И Венгерова в своем заблуждении не одинока. Сам Корней Чуковский, русский уайльдист номер один, автор первой — и до недавнего времени единственной — книги об Уайльде, готовивший в 1912 году для «Нивы» Полное собрание сочинений английского писателя, просит находившегося тогда в Париже Максимилиана Волошина «разыскать и перевести на русский язык произведение О. Уайльда „Зеленая гвоздика“». Да что там Чуковский, когда сами англичане приписали «Гвоздику» Уайльду, любителю и мастеру автопародии, и писателю после выхода в свет книги Хиченса пришлось даже писать опровержение.
Оскаром Уайльдом Оскар Вильде становится в России лишь спустя несколько лет после своей смерти, когда в 1906 году анонимный автор печатавшихся в «Весах» «Горестных замет» (скорее всего, это критик и переводчик, ревностный почитатель Уайльда, Михаил Федорович Ликиардопуло) в сердцах воскликнет: «Любопытно знать, на сколько еще ладов будут коверкать это замечательное имя несведущие русские переводчики!»[1]
А несведущие русские переводчики, которые в полном соответствии с тогдашней «либеральной» переводческой модой обращались с оригиналом без излишнего пиетета, уже успели тем временем приобщить к Вильде-Уайльду и юных российских читателей: годом позже «Загадочной женщины» в журнале «Детский отдых» впервые появляются по-русски «Преданный друг» и «Счастливый принц». Что же до «Молодого короля», еще одной сказки Уайльда, герой которой не желает жить в красоте и роскоши, коль скоро в мире существуют нищета и страдания, то она даже изымается из продажи цензурой, что косвенно свидетельствует о спросе на ее автора.
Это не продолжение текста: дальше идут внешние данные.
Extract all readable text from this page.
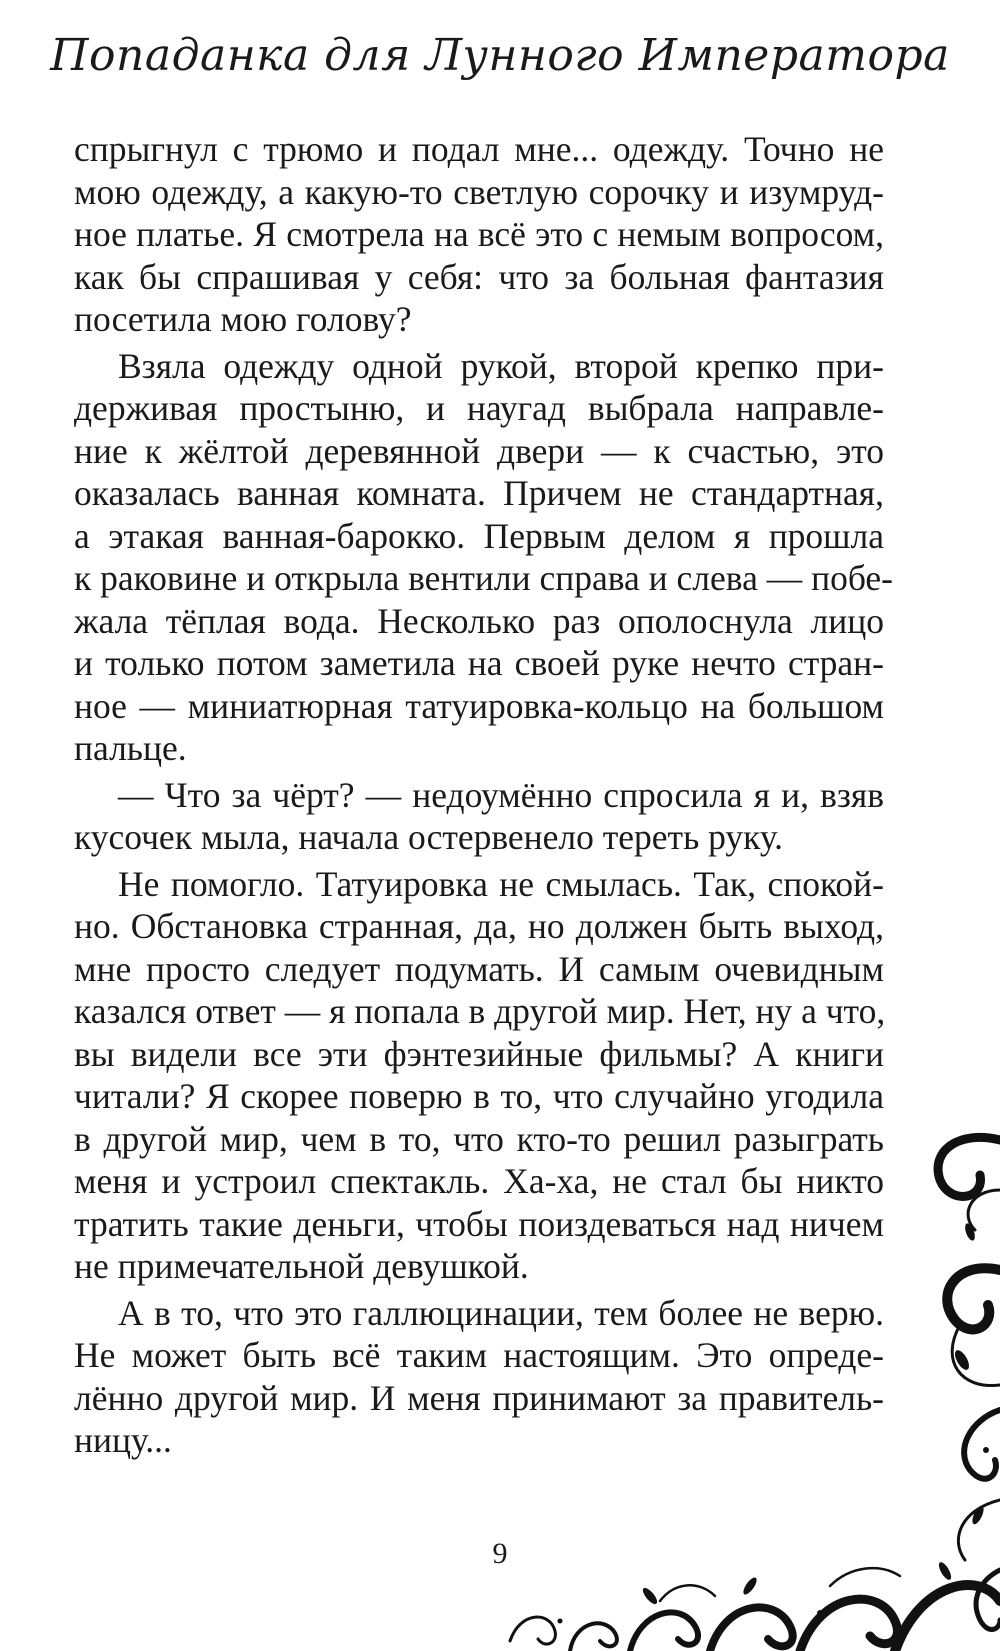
Попаданка для Лунного Императора
спрыгнул с трюмо и подал мне... одежду. Точно не
мою одежду, а какую-то светлую сорочку и изумруд-
ное платье. Я смотрела на всё это с немым вопросом,
как бы спрашивая у себя: что за больная фантазия
посетила мою голову?
Взяла одежду одной рукой, второй крепко при-
держивая простыню, и наугад выбрала направле-
ние к жёлтой деревянной двери — к счастью, это
оказалась ванная комната. Причем не стандартная,
а этакая ванная-барокко. Первым делом я прошла
к раковине и открыла вентили справа и слева — побе-
жала тёплая вода. Несколько раз ополоснула лицо
и только потом заметила на своей руке нечто стран-
ное — миниатюрная татуировка-кольцо на большом
пальце.
— Что за чёрт? — недоумённо спросила я и, взяв
кусочек мыла, начала остервенело тереть руку.
Не помогло. Татуировка не смылась. Так, спокой-
но. Обстановка странная, да, но должен быть выход,
мне просто следует подумать. И самым очевидным
казался ответ — я попала в другой мир. Нет, ну а что,
вы видели все эти фэнтезийные фильмы? А книги
читали? Я скорее поверю в то, что случайно угодила
в другой мир, чем в то, что кто-то решил разыграть
меня и устроил спектакль. Ха-ха, не стал бы никто
тратить такие деньги, чтобы поиздеваться над ничем
не примечательной девушкой.
А в то, что это галлюцинации, тем более не верю.
Не может быть всё таким настоящим. Это опреде-
лённо другой мир. И меня принимают за правитель-
ницу...
9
В «Вестнике иностранной литературы» за 1893 год на создателя этих сказок «молодого еще писателя Оскара Вильде, пользующегося, тем не менее, значительным влиянием на английскую литературу», русская критика возлагает большие надежды.
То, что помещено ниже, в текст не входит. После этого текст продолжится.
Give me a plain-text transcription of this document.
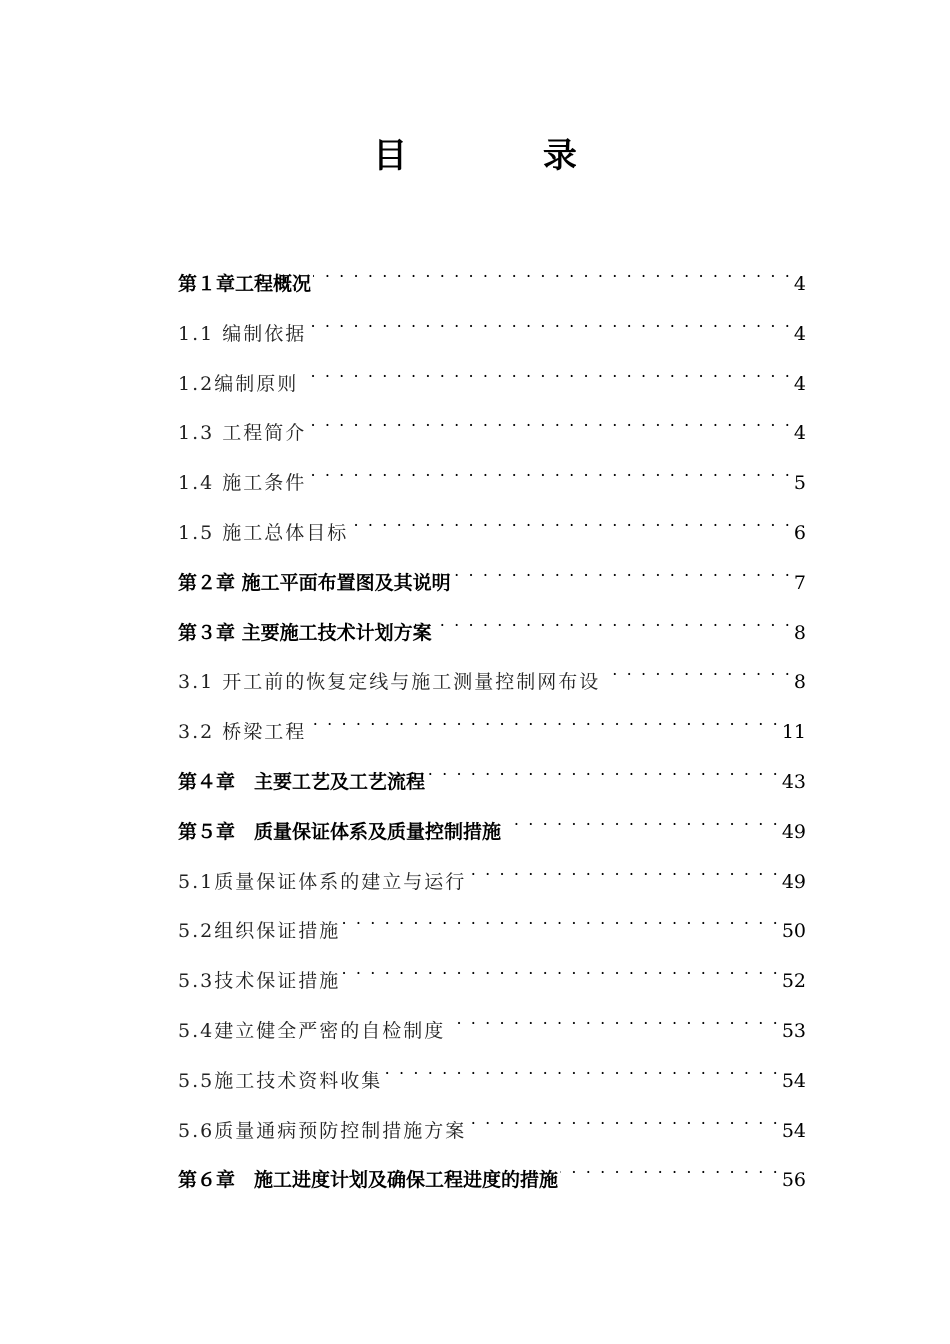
目 录
第１章工程概况 . . .	4
1.1 编制依据 . . .	4
1.2编制原则 . . .	4
1.3 工程简介 . . .	4
1.4 施工条件 . . .	5
1.5 施工总体目标 . . .	6
第２章 施工平面布置图及其说明 . . .	7
第３章 主要施工技术计划方案 . . .	8
3.1 开工前的恢复定线与施工测量控制网布设 . . .	8
3.2 桥梁工程 . . .	11
第４章　主要工艺及工艺流程 . . .	43
第５章　质量保证体系及质量控制措施 . . .	49
5.1质量保证体系的建立与运行 . . .	49
5.2组织保证措施 . . .	50
5.3技术保证措施 . . .	52
5.4建立健全严密的自检制度 . . .	53
5.5施工技术资料收集 . . .	54
5.6质量通病预防控制措施方案 . . .	54
第６章　施工进度计划及确保工程进度的措施 . . .	56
И Вильде — и не только в Англии и во Франции, но и в России — эти надежды оправдывает. Эстет из эстетов, один из наиболее самобытных и признанных вождей европейского fin de siècle[2], говоривший: «Все, что известно под этим названием, вызывает у меня особое восхищение и любовь. Это цвет и краса нашей цивилизации, единственное, что ограждает мир от грубости, пошлости, дикости». Ревностный поборник «искусства для искусства», писатель, отстаивавший в своей парадоксальной манере высшее предназначение искусства, его независимость от унылой повседневности, — он отлично вписывается в идеологию и практику русского декадентства и символизма.
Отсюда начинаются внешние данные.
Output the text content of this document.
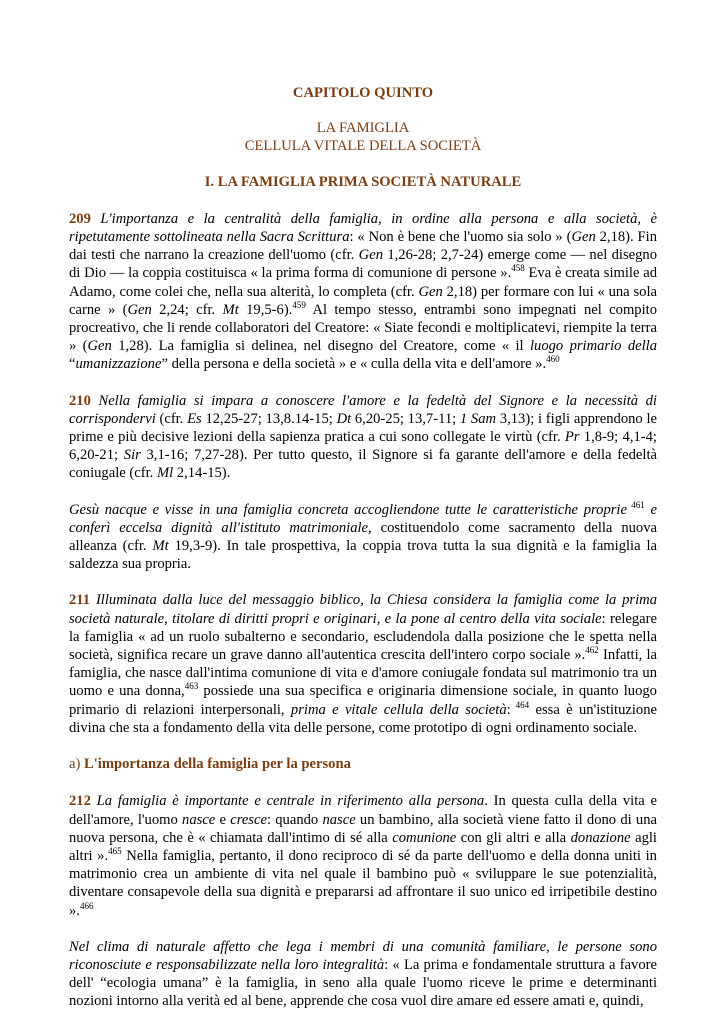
CAPITOLO QUINTO

LA FAMIGLIA

CELLULA VITALE DELLA SOCIETÀ

I. LA FAMIGLIA PRIMA SOCIETÀ NATURALE

209 L'importanza e la centralità della famiglia, in ordine alla persona e alla società, è ripetutamente sottolineata nella Sacra Scrittura: « Non è bene che l'uomo sia solo » (Gen 2,18). Fin dai testi che narrano la creazione dell'uomo (cfr. Gen 1,26-28; 2,7-24) emerge come — nel disegno di Dio — la coppia costituisca « la prima forma di comunione di persone ».$^{458}$ Eva è creata simile ad Adamo, come colei che, nella sua alterità, lo completa (cfr. Gen 2,18) per formare con lui « una sola carne » (Gen 2,24; cfr. Mt 19,5-6).$^{459}$ Al tempo stesso, entrambi sono impegnati nel compito procreativo, che li rende collaboratori del Creatore: « Siate fecondi e moltiplicatevi, riempite la terra » (Gen 1,28). La famiglia si delinea, nel disegno del Creatore, come « il luogo primario della “umanizzazione” della persona e della società » e « culla della vita e dell'amore ».$^{460}$

210 Nella famiglia si impara a conoscere l'amore e la fedeltà del Signore e la necessità di corrispondervi (cfr. Es 12,25-27; 13,8.14-15; Dt 6,20-25; 13,7-11; 1 Sam 3,13); i figli apprendono le prime e più decisive lezioni della sapienza pratica a cui sono collegate le virtù (cfr. Pr 1,8-9; 4,1-4; 6,20-21; Sir 3,1-16; 7,27-28). Per tutto questo, il Signore si fa garante dell'amore e della fedeltà coniugale (cfr. Ml 2,14-15).

Gesù nacque e visse in una famiglia concreta accogliendone tutte le caratteristiche proprie $^{461}$ e conferì eccelsa dignità all'istituto matrimoniale, costituendolo come sacramento della nuova alleanza (cfr. Mt 19,3-9). In tale prospettiva, la coppia trova tutta la sua dignità e la famiglia la saldezza sua propria.

211 Illuminata dalla luce del messaggio biblico, la Chiesa considera la famiglia come la prima società naturale, titolare di diritti propri e originari, e la pone al centro della vita sociale: relegare la famiglia « ad un ruolo subalterno e secondario, escludendola dalla posizione che le spetta nella società, significa recare un grave danno all'autentica crescita dell'intero corpo sociale ».$^{462}$ Infatti, la famiglia, che nasce dall'intima comunione di vita e d'amore coniugale fondata sul matrimonio tra un uomo e una donna,$^{463}$ possiede una sua specifica e originaria dimensione sociale, in quanto luogo primario di relazioni interpersonali, prima e vitale cellula della società: $^{464}$ essa è un'istituzione divina che sta a fondamento della vita delle persone, come prototipo di ogni ordinamento sociale.

a) L'importanza della famiglia per la persona

212 La famiglia è importante e centrale in riferimento alla persona. In questa culla della vita e dell'amore, l'uomo nasce e cresce: quando nasce un bambino, alla società viene fatto il dono di una nuova persona, che è « chiamata dall'intimo di sé alla comunione con gli altri e alla donazione agli altri ».$^{465}$ Nella famiglia, pertanto, il dono reciproco di sé da parte dell'uomo e della donna uniti in matrimonio crea un ambiente di vita nel quale il bambino può « sviluppare le sue potenzialità, diventare consapevole della sua dignità e prepararsi ad affrontare il suo unico ed irripetibile destino ».$^{466}$

Nel clima di naturale affetto che lega i membri di una comunità familiare, le persone sono riconosciute e responsabilizzate nella loro integralità: « La prima e fondamentale struttura a favore dell' “ecologia umana” è la famiglia, in seno alla quale l'uomo riceve le prime e determinanti nozioni intorno alla verità ed al bene, apprende che cosa vuol dire amare ed essere amati e, quindi,
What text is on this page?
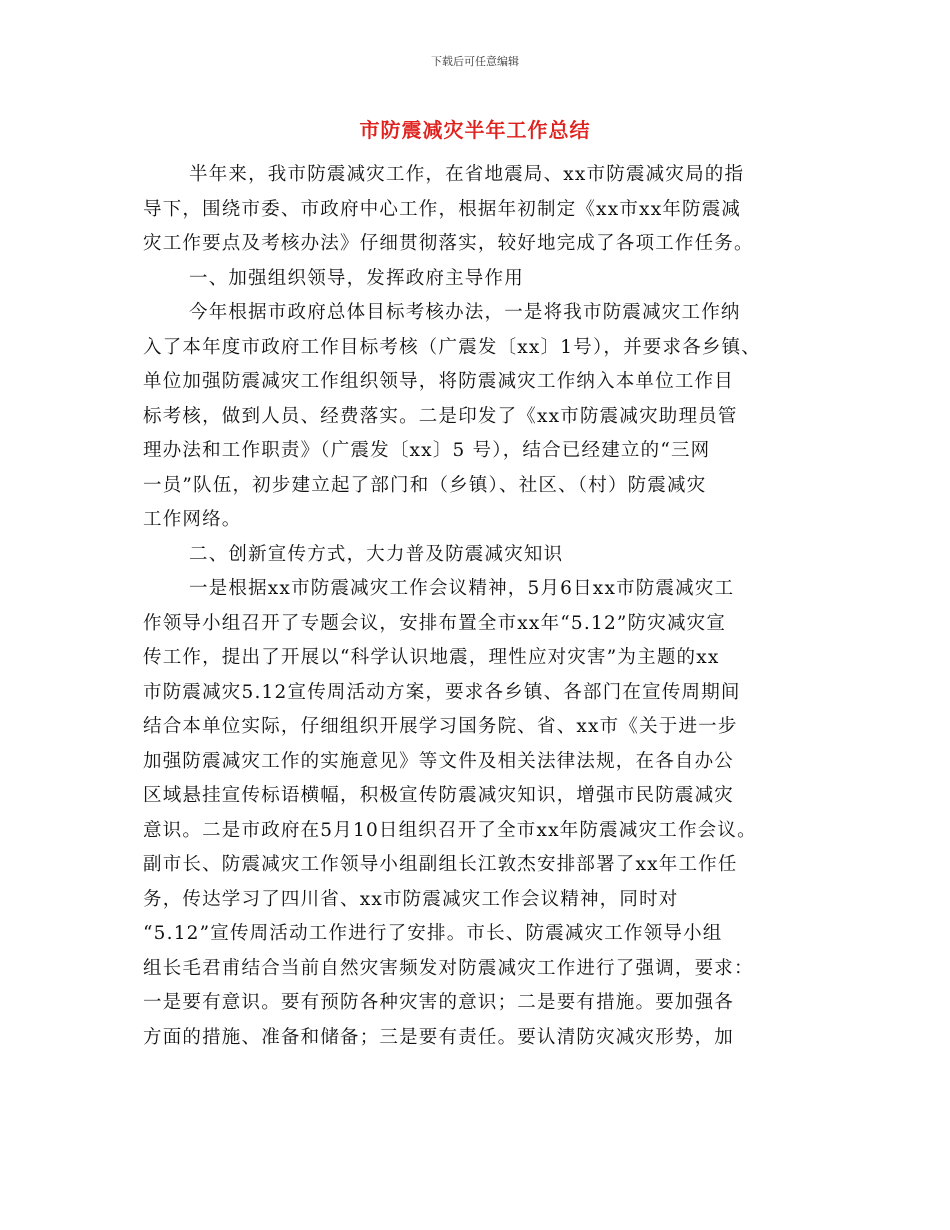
下载后可任意编辑
市防震减灾半年工作总结
半年来，我市防震减灾工作，在省地震局、xx市防震减灾局的指
导下，围绕市委、市政府中心工作，根据年初制定《xx市xx年防震减
灾工作要点及考核办法》仔细贯彻落实，较好地完成了各项工作任务。
一、加强组织领导，发挥政府主导作用
今年根据市政府总体目标考核办法，一是将我市防震减灾工作纳
入了本年度市政府工作目标考核（广震发〔xx〕1号），并要求各乡镇、
单位加强防震减灾工作组织领导，将防震减灾工作纳入本单位工作目
标考核，做到人员、经费落实。二是印发了《xx市防震减灾助理员管
理办法和工作职责》（广震发〔xx〕5 号），结合已经建立的“三网
一员”队伍，初步建立起了部门和（乡镇）、社区、（村）防震减灾
工作网络。
二、创新宣传方式，大力普及防震减灾知识
一是根据xx市防震减灾工作会议精神，5月6日xx市防震减灾工
作领导小组召开了专题会议，安排布置全市xx年“5.12”防灾减灾宣
传工作，提出了开展以“科学认识地震，理性应对灾害”为主题的xx
市防震减灾5.12宣传周活动方案，要求各乡镇、各部门在宣传周期间
结合本单位实际，仔细组织开展学习国务院、省、xx市《关于进一步
加强防震减灾工作的实施意见》等文件及相关法律法规，在各自办公
区域悬挂宣传标语横幅，积极宣传防震减灾知识，增强市民防震减灾
意识。二是市政府在5月10日组织召开了全市xx年防震减灾工作会议。
副市长、防震减灾工作领导小组副组长江敦杰安排部署了xx年工作任
务，传达学习了四川省、xx市防震减灾工作会议精神，同时对
“5.12”宣传周活动工作进行了安排。市长、防震减灾工作领导小组
组长毛君甫结合当前自然灾害频发对防震减灾工作进行了强调，要求：
一是要有意识。要有预防各种灾害的意识；二是要有措施。要加强各
方面的措施、准备和储备；三是要有责任。要认清防灾减灾形势，加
Первое десятилетие XX столетия — пик популярности русского Уайльда, он один из самых, как сказали бы сегодня, «востребованных» иностранных авторов. Его произведения выходят немалыми тиражами, портреты выставляются в витринах столичных книжных магазинов, изречения цитируются, на него постоянно ссылаются, о нем спорят, ему подражают — в том числе и экстравагантными туалетами à la Wilde. Одни его превозносят, другие проклинают, и первые и вторые увлеченно обсуждают его личную жизнь. Об Уайльде пишут «Вестник Европы», «Русская мысль», «Современный мир», все ведущие русские журналы, даже если они и не разделяют декадентские взгляды писателя, даже если им претит его «сомнительный моральный облик».
С 1905 по 1908 год книгоиздатель Саблин выпускает восьмитомник Уайльда, который пользуется большим спросом: каждый из восьми томов выходит по нескольку раз. И это при том, что переводы и в этом издании по большей части оставляют желать лучшего. «Портрет Дориана Грея» вообще переводится с французского, а «Герцогиня Падуанская», как говорилось в одной из рецензий, является «переложением немецкого переложения». К уже упоминавшемуся собранию сочинений Уайльда, выходившему в качестве Приложения к «Ниве», Корней Чуковский привлекает весь цвет русской поэзии Серебряного века — Брюсова, Гумилева, Кузмина, Сологуба. Уайльда «приобщают» к русской литературе: в 1909 году в петербургском «Посеве» выходит книга Н. Я. Абрамовича «Религия красоты и страдания», один из первых в русском литературоведении компаративистских трудов, в котором автор тщится поставить знак равенства между Уайльдом и Достоевским. Сопоставление, как в таких случаях нередко бывает, получилось натянутым, но в том, что красота спасет мир, английский и русский классики единодушны.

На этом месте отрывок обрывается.